It is a well known fact that the matrix groups $GL_n(\Bbb R), SL_n(\Bbb R), \dots$ can be considered as submanifolds of $\Bbb R^{n^2}$.
I did not yet attend a lecture on Lie groups, so I don’t know much more about this viewpoint other than this fact. Still I am wondering whether one can distinguish them by singular (co-)homology.
I could not find a result on the internet computing the simplicial homology of some matrix groups, partly because of noise of the form „computing simplicial homology via matrices“. Of course, if this was asked before I will happily delete it. Moreover please note that this question is not meant in the way of asking you to do the computations for me. I would like to know a reference to a place, where the homology of these groups are computed or see a short argument (need not be accessible to me) why they are equal.
Thank you for your time!
Best Answer
There are actually a few things that can mean the "cohomology of a topological group $G$" in different contexts.

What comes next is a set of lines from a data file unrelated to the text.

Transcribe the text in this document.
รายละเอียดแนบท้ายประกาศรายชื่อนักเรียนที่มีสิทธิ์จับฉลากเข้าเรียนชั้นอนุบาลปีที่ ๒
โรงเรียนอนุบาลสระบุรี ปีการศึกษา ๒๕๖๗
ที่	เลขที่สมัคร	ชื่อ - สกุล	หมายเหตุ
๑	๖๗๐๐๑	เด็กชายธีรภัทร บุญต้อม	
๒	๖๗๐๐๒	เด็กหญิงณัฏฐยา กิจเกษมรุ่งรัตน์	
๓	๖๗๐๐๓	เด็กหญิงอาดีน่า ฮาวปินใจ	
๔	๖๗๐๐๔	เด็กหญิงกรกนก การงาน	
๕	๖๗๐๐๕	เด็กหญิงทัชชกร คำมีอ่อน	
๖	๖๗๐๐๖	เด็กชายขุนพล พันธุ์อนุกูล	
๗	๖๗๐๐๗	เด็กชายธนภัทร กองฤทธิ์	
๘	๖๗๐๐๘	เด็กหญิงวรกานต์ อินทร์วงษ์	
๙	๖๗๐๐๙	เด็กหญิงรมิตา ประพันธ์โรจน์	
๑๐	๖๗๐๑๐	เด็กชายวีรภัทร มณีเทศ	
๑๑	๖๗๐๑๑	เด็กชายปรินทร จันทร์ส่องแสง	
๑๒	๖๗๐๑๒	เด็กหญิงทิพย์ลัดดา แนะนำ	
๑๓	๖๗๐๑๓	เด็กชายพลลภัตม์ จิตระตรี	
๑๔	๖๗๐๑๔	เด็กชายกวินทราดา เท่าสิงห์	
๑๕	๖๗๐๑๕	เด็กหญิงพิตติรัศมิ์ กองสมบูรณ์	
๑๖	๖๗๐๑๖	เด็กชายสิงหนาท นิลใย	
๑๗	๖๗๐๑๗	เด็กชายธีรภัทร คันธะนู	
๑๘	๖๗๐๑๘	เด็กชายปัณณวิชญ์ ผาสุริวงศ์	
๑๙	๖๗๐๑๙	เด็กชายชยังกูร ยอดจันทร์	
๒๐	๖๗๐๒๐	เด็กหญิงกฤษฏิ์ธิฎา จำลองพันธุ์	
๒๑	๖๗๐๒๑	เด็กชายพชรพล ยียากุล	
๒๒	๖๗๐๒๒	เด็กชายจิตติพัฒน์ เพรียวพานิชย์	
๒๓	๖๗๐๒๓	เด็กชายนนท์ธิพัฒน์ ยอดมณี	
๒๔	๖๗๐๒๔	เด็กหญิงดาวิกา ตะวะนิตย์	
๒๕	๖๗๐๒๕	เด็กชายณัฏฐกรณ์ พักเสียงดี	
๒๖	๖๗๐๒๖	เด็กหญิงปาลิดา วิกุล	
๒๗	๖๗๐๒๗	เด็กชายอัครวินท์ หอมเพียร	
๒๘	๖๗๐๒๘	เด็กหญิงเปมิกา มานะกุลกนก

It could mean
consider $G$ as a space (forgetting group structure), and take its singular cohomology $H^*(G)$.
consider $G$ as a group (forgetting the topology) and take its group cohomology $H^*_{grp}(G)$
take the singular cohomology of its classifying space $H^*(BG)$.
If $G$ is discrete it's a theorem that the 2) and 3) agree, but if $G$ has a non-trivial topology then usually all three are different. I'm assuming you really mean case 1).

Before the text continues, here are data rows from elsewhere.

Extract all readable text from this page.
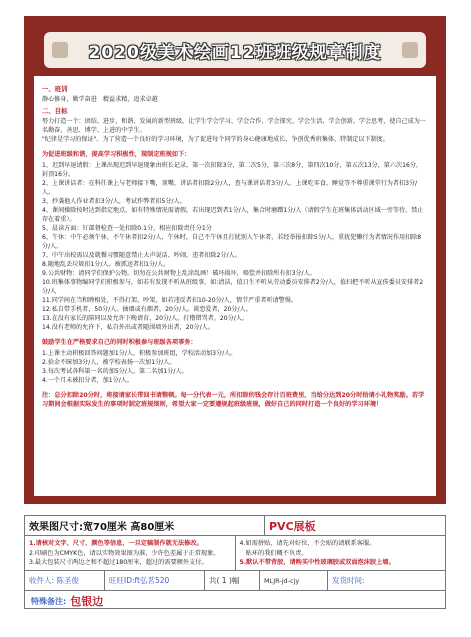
2020级美术绘画12班班级规章制度
一、班训

静心修身，勤学奋进　精益求精，追求卓越

二、目标

努力打造一个：团结、进步、和谐、发展的新型班级，让学生学会学习、学会合作、学会探究、学会生活、学会创新、学会思考，使自己成为一名勤奋、善思、博学、上进的中学生。

"纪律是学习的保证"。为了营造一个良好的学习环境，为了促进每个同学的身心健康地成长，争创优秀班集体，特制定以下制度。

为促进班级和谐，提高学习积极性，现制定班规如下：

1、迟到早退请假：上课出现迟到早退现象由班长记录，第一次扣除3分，第二次5分，第三次8分，第四次10分，第五次13分，第六次16分，封顶16分。

2、上课讲话者：在科任课上与老师接下嘴，顶嘴，讲话者扣除2分/人，查与课讲话者3分/人。上课吃零食、睡觉等不尊重课堂行为者扣3分/人。

3、抄袭他人作业者扣3分/人，考试作弊者扣5分/人。

4、课间操除按时达到指定地点，如有特殊情况需请假，若出现迟到者1分/人，集合时磨蹭1分/人（请假学生在班集体活动区域一旁等待，禁止存在着重）。

5、晨读方面：钉部督检查一处扣除0.1分，相应扣除责任分1分

6、午休：中午必须午休，不午休者扣2分/人，午休时，自己不午休且打扰别人午休者，若经举报扣除5分/人，重扰犯懒行为者情况作用扣除8分/人。

7、中午出校需以及就餐习惯随意禁止大声说话、吵闹，违者扣除2分/人。

8.随地乱丢垃圾扣1分/人。被抓送者扣1分/人。

9.公共财物：请同学们保护公物，切勿在公共财物上乱涂乱画！破坏损坏，赔偿并扣除所有扣3分/人。

10.班集体事物编同学们积极参与，如若有发现不听从班级事，如:清洁，值日生不听从劳动委员安排者2分/人，值扫把不听从宣传委员安排者2分/人

11.同学间在当和睦相处，不得打架、吵架，如若违反者扣10-20分/人，情节严重者听请警惕。

12.私自带手机者，50分/人。抽烟或有烟者，20分/人。谈恋爱者，20分/人。

13.在没有家长的陪同以及允许下晚请育，20分/人。打撸错骂者，20分/人。

14.没有老师的允许下，私自外出或者随围墙外出者，20分/人。

鼓励学生在严格要求自己的同时积极参与班级各项事务：

1.上课主动积极回答问题加1分/人，积极参加班组，学校活动加3分/人。

2.拾金不昧加3分/人，被学校表扬一次加1分/人。

3.每次考试各科第一名的加5分/人，第二名加1分/人。

4.一个月未被扣分者，加1分/人。

注：总分扣除20分时，将接请家长带回书请整顿。每一分代表一元，所扣除的钱会存计百班费里，当给分达到20分时拾请小礼物奖励。若学习期间会根据实际发生的事项时制定班规细则，希望大家一定要遵规起班级班规，做好自己的同时打造一个良好的学习环境！

效果图尺寸:宽70厘米 高80厘米	PVC展板
1.请核对文字、尺寸、颜色等信息，一旦定稿制作就无法修改。
2.印刷色为CMYK色，请以实物效果图为准，少许色差属于正常现象。
3.最大包装尺寸两边之和不超过180厘米，超过的需要额外支付。
4.如需拼贴，请先对好位，不会贴的请联系客服。
　贴环的我们概不负责。
5.默认不带背胶，请购买中性玻璃胶或双面泡沫胶上墙。
收件人: 陈圣俊	旺旺ID:ft弘茗520	共( 1 )幅	MLJR-jd-cjy	发货时间:
特殊备注: 包银边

By polar decomposition there are homotopy equivalences $GL_n(\mathbb{R}) \simeq O(n)$ and $SL_n(\mathbb{R})\simeq SO(n)$, so if you're interested in homotopy invariants you can consider these spaces instead. One thing to notice is that, topologically, $O(n)$ is just a disjoint union of two copies of $SO(n)$, so $H_*(O(n)) \cong H_*(SO(n)) \oplus H_*(SO(n))$ (of course as a group $O(n)$ is a non-trivial extension of $SO(n)$ by $\mathbb{Z}/2$). The interesting question is then whether $H_*(SO(n))\cong H_*(SO(m))$ for $n\neq m$, and this is answered in section 7 of "The integral homology and cohomology rings of $SO(n)$ and $Spin(n)$" by Pittie, though I haven't deciphered the result far enough to tell whether they really are all different but it seems so.
If you want an answer to 1) or 3) in terms of cohomology then I recommend Mimura and Toda's "Topology of Lie Groups" as a reference, as they compute the cohomology of $O(n)$ and $SO(n)$ as well as $BO(n)$ and $BSO(n)$, and I forget but they might actually compute the homology as well (most sources I know only compute the cohomology of the classifying spaces).

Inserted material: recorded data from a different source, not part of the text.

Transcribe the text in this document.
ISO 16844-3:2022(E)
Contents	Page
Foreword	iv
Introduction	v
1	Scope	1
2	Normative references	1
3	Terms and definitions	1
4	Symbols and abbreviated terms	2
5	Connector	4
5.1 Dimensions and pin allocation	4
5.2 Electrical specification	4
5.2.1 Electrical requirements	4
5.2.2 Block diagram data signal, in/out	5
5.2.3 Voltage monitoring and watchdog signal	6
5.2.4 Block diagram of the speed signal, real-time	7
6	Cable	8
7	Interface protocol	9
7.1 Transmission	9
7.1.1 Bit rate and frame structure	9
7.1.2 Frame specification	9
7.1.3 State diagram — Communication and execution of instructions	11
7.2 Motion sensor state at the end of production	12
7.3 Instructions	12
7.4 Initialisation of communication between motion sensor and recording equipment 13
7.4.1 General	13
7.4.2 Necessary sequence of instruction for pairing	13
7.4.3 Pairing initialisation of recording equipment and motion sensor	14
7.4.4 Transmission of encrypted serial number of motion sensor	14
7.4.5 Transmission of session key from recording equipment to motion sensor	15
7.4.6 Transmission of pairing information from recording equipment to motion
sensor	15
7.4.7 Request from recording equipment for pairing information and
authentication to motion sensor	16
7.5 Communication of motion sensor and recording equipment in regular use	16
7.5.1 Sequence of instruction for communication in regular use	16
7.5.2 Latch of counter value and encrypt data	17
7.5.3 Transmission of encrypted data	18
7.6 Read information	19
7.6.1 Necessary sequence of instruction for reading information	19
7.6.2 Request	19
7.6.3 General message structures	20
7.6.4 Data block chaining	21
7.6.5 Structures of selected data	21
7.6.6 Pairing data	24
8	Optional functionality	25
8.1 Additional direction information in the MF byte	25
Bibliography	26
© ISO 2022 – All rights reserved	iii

The cohomology of the classifying spaces is a very different story than just the groups because now the functorial map $B\iota\colon BSO(n) \to BO(n)$ is not an inclusion of a component but a double-cover. The $\mathbb{Z}/2$ cohomologies of $BO(n)$ and $BSO(n)$ are distinguished by the fact that the first universal Steifel-Whitney class vanishes in $H^1(BSO(n);\mathbb{Z}/2)$, and the integral cohomolgies can be distinguished by the fact that there is an integral Steifel-Whitney class $W_2 = \beta(w_1)\in H^2(BO(n);\mathbb{Z})$ but not in the cohomology of $SO(n)$, as well as the existence of an Euler class $e \in H^{n}(BSO(n);\mathbb{Z})$. Moreover $H^*(BO(n)) \ncong H^*(BO(m))$ and $H^*(BSO(n)) \ncong H^*(BSO(m))$ when $n\neq m$. I believe the (singular) cohomologies of $O(n)$ and $SO(n)$ have similar distinctions but I don't have access to Mimura and Toda at the moment to make sure.
As for option 2), I don't know the computations of the group cohomologies $H^*_{grp}(GL_n(\mathbb{R}))$ and $H^*_{grp}(SL_n(\mathbb{R})$, it may be similar to the link that E. KOW posted in the comments about $GL_n(\mathbb{Z})$.